Media Blog

Brian Williams on Blogs

Some excerpts from a recent Brian Williams addres to the NYU School of Journalism:

The Nightly News attracts between 10 and 11 million viewers each night. But the playing field for prime-time nightly news is in constant motion, with NBC, CBS, and ABC jockeying for the top slot in the ratings game. The tremendous growth of online media — especially blogs — in recent years has altered the face of journalism.
“You’re going to be up against people who have an opinion, a modem, and a bathrobe,” said Williams. “All of my life, developing credentials to cover my field of work, and now I’m up against a guy named Vinny in an efficiency apartment in the Bronx who hasn’t left the efficiency apartment in two years.”

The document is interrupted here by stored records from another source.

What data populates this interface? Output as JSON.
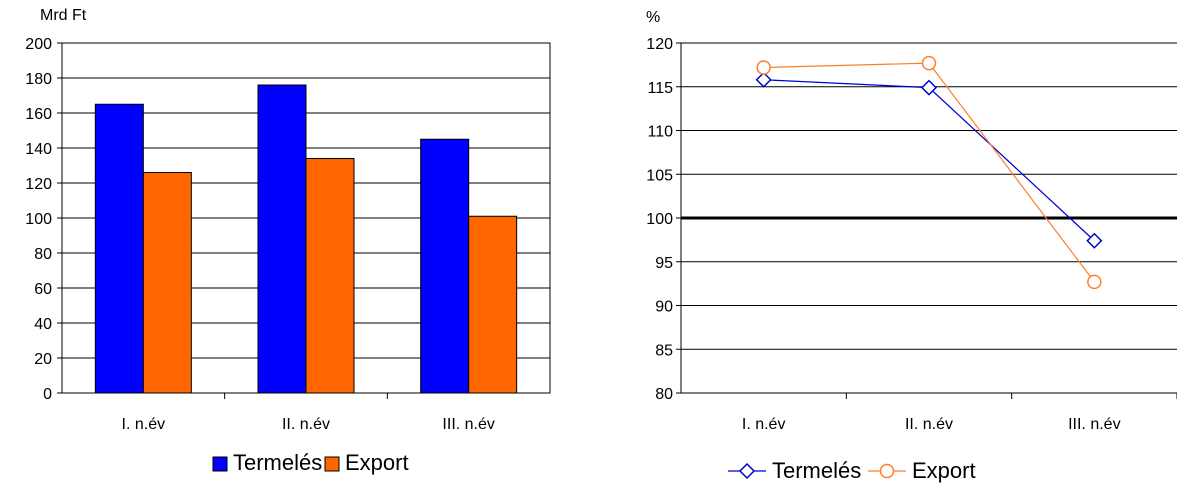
{
  "chart_data": [
    {
      "type": "bar",
      "unit_label": "Mrd Ft",
      "categories": [
        "I. n.év",
        "II. n.év",
        "III. n.év"
      ],
      "series": [
        {
          "name": "Termelés",
          "color": "#0000ff",
          "values": [
            165,
            176,
            145
          ]
        },
        {
          "name": "Export",
          "color": "#ff6600",
          "values": [
            126,
            134,
            101
          ]
        }
      ],
      "ylim": [
        0,
        200
      ],
      "yticks": [
        "0",
        "20",
        "40",
        "60",
        "80",
        "100",
        "120",
        "140",
        "160",
        "180",
        "200"
      ],
      "grid": true,
      "legend": "bottom"
    },
    {
      "type": "line",
      "unit_label": "%",
      "categories": [
        "I. n.év",
        "II. n.év",
        "III. n.év"
      ],
      "series": [
        {
          "name": "Termelés",
          "color": "#0000cc",
          "marker": "diamond",
          "values": [
            115.8,
            114.9,
            97.4
          ]
        },
        {
          "name": "Export",
          "color": "#ff7f27",
          "marker": "circle",
          "values": [
            117.2,
            117.7,
            92.7
          ]
        }
      ],
      "ylim": [
        80,
        120
      ],
      "yticks": [
        "80",
        "85",
        "90",
        "95",
        "100",
        "105",
        "110",
        "115",
        "120"
      ],
      "reference_line": 100,
      "grid": true,
      "legend": "bottom"
    }
  ]
}
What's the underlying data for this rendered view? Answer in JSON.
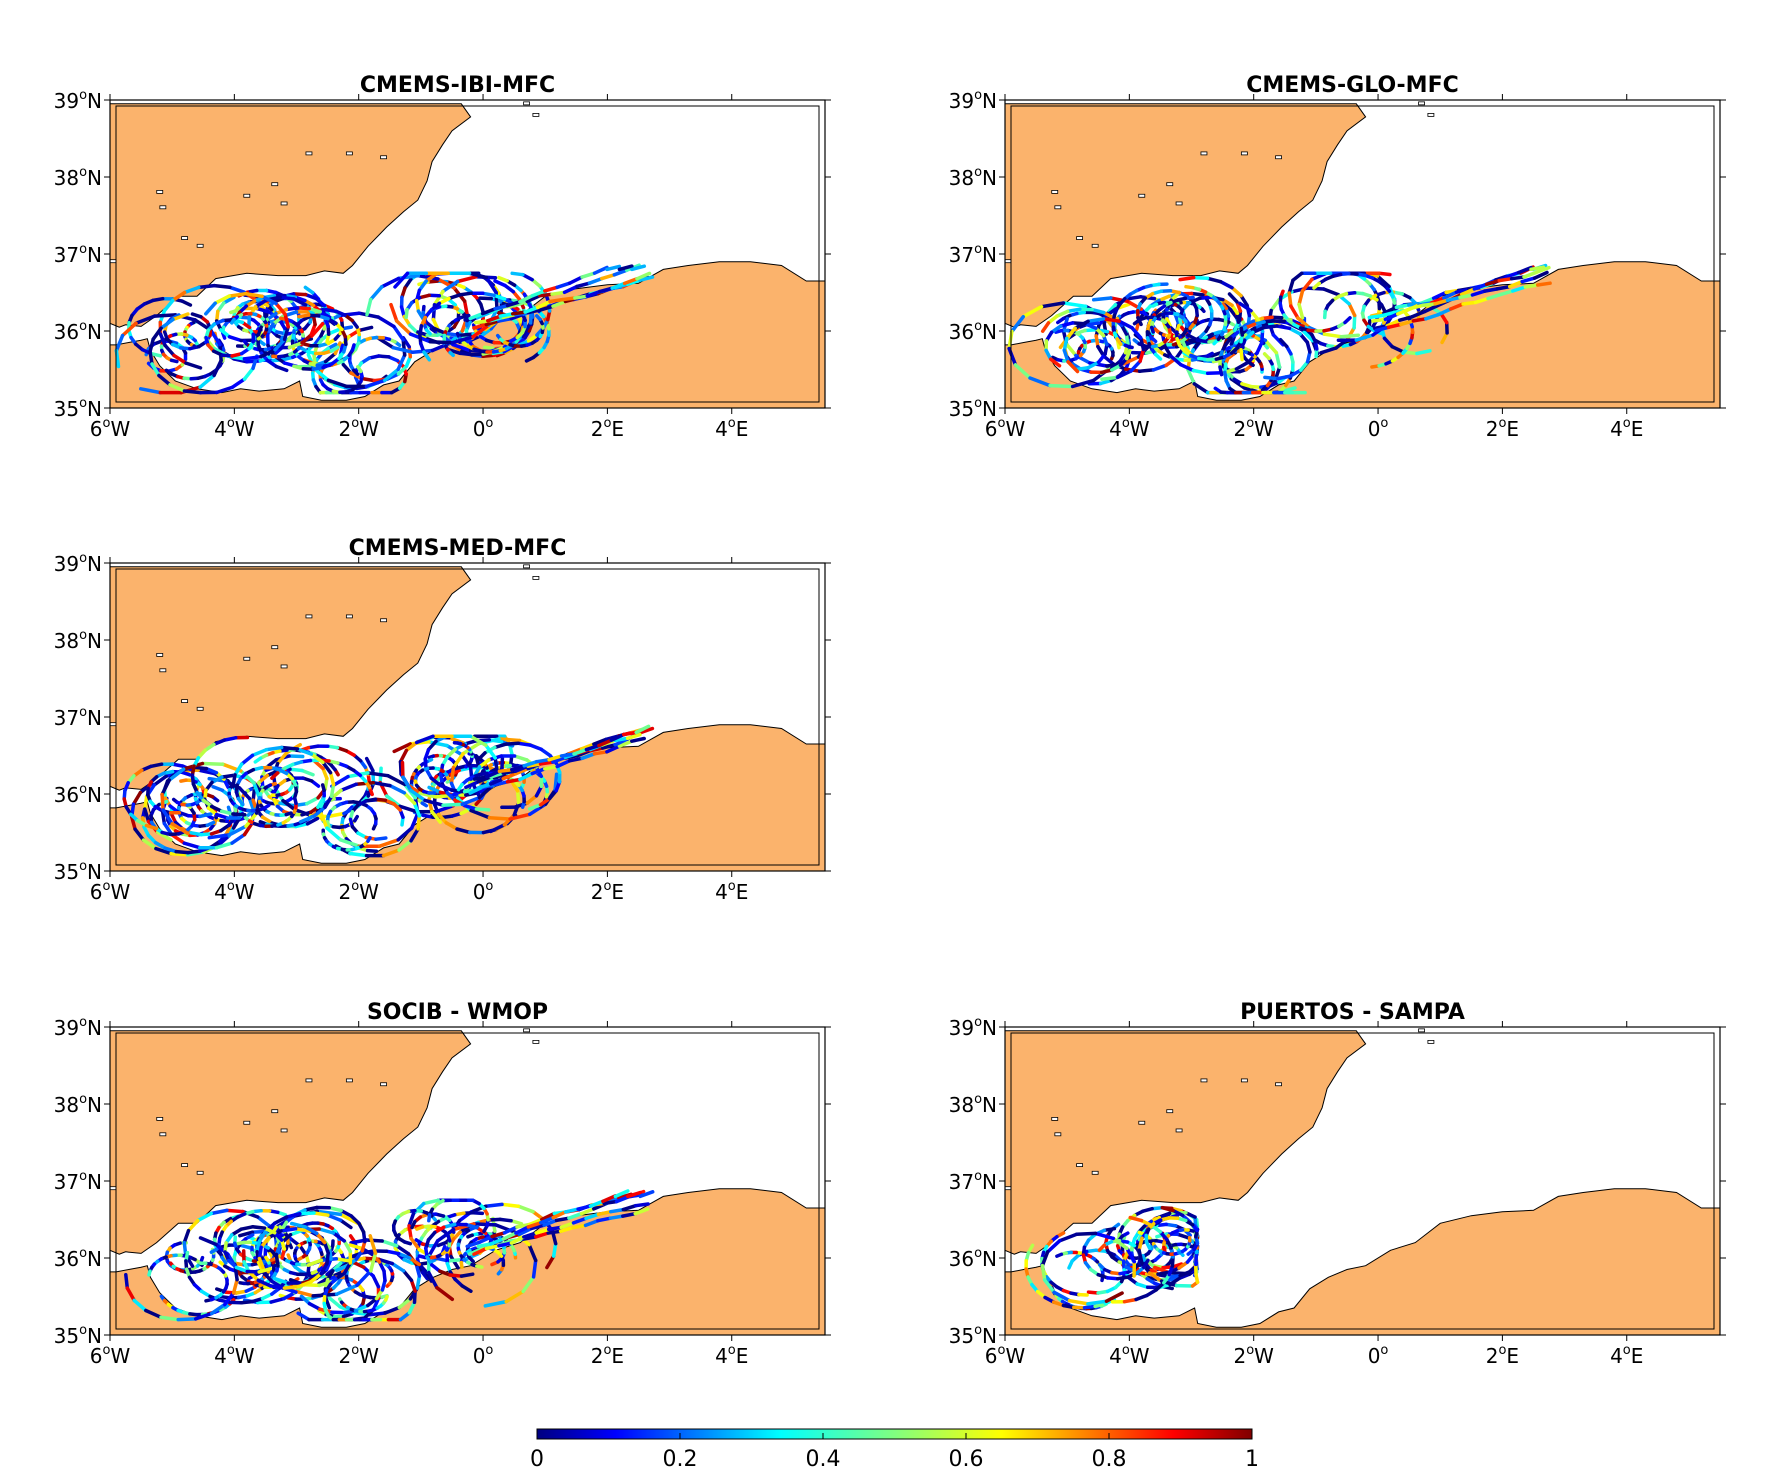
{
  "figure": {
    "type": "multi-panel map of drifter trajectories colored by value",
    "colormap": "jet",
    "land_color": "#FBB36C",
    "sea_color": "#FFFFFF",
    "extent": {
      "lon": [
        -6,
        5.5
      ],
      "lat": [
        35,
        39
      ]
    }
  },
  "axes": {
    "x_ticks": [
      {
        "deg": "6",
        "hemi": "W"
      },
      {
        "deg": "4",
        "hemi": "W"
      },
      {
        "deg": "2",
        "hemi": "W"
      },
      {
        "deg": "0",
        "hemi": ""
      },
      {
        "deg": "2",
        "hemi": "E"
      },
      {
        "deg": "4",
        "hemi": "E"
      }
    ],
    "y_ticks": [
      {
        "deg": "39",
        "hemi": "N"
      },
      {
        "deg": "38",
        "hemi": "N"
      },
      {
        "deg": "37",
        "hemi": "N"
      },
      {
        "deg": "36",
        "hemi": "N"
      },
      {
        "deg": "35",
        "hemi": "N"
      }
    ],
    "degree_symbol": "o"
  },
  "panels": [
    {
      "title": "CMEMS-IBI-MFC",
      "variant": "full",
      "seed": 11
    },
    {
      "title": "CMEMS-GLO-MFC",
      "variant": "full",
      "seed": 23
    },
    {
      "title": "CMEMS-MED-MFC",
      "variant": "full",
      "seed": 37
    },
    {
      "title": "SOCIB - WMOP",
      "variant": "full",
      "seed": 53
    },
    {
      "title": "PUERTOS - SAMPA",
      "variant": "west",
      "seed": 71
    }
  ],
  "colorbar": {
    "min": 0,
    "max": 1,
    "tick_labels": [
      "0",
      "0.2",
      "0.4",
      "0.6",
      "0.8",
      "1"
    ]
  }
}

A modem? Williams is worried about bloggers with dial up?

He added that it’s often difficult to judge the credibility of a blogger. “On the Internet, no one knows if you’ve been to Ramadi or you’ve just been to Brooklyn and have an opinion about Ramadi,” said Williams.

Yes, almost as difficult as a major network figuring out that an anti-George Bush memo was written using Microsoft Word….

Williams is certainly not anti-blog — in fact, he has his own blog, The Daily Nightly, which he updates every day. But he does worry that the explosion of opinion-driven amateur media might distract the public from big stories or important writers’ work.
“If we’re all watching cats flushing toilets, what aren’t we reading? What great writer are we missing? What great story are we ignoring? This is societal, it’s cultural, I can’t change it. … Like everybody else, I can burn an hour on YouTube or Perez Hilton without breaking a sweat. And what have I just not paid attention to that 10 years ago I would’ve just consumed?”

Big stories, like this NBC News video of Posh Spice coming to America:

Sunday, July 15

Bush remains firm on Iraq

al-Maliki: Iraq able to secure country

Another deadly day in Pakistan

L.A. Archdiocese under pressure

Harry Potter didn’t affect literacy

China’s field of dreams

Beckhams: Coming to America

Williams acknowledged, if a journalist doesn’t embrace new media, he or she won’t be around for long. Williams cited the example of a reporter at The Philadelphia Inquirer who was fired recently because he refused to start a blog.
“It seems to me that if I’m in print and everything around me says ‘updated seven minutes ago,’ I’m going to want to also have been updated seven minutes ago, if not six,” said Williams. “He or she who doesn’t adapt dies.”

Not a very good prognosis for the 6:30 news, is it?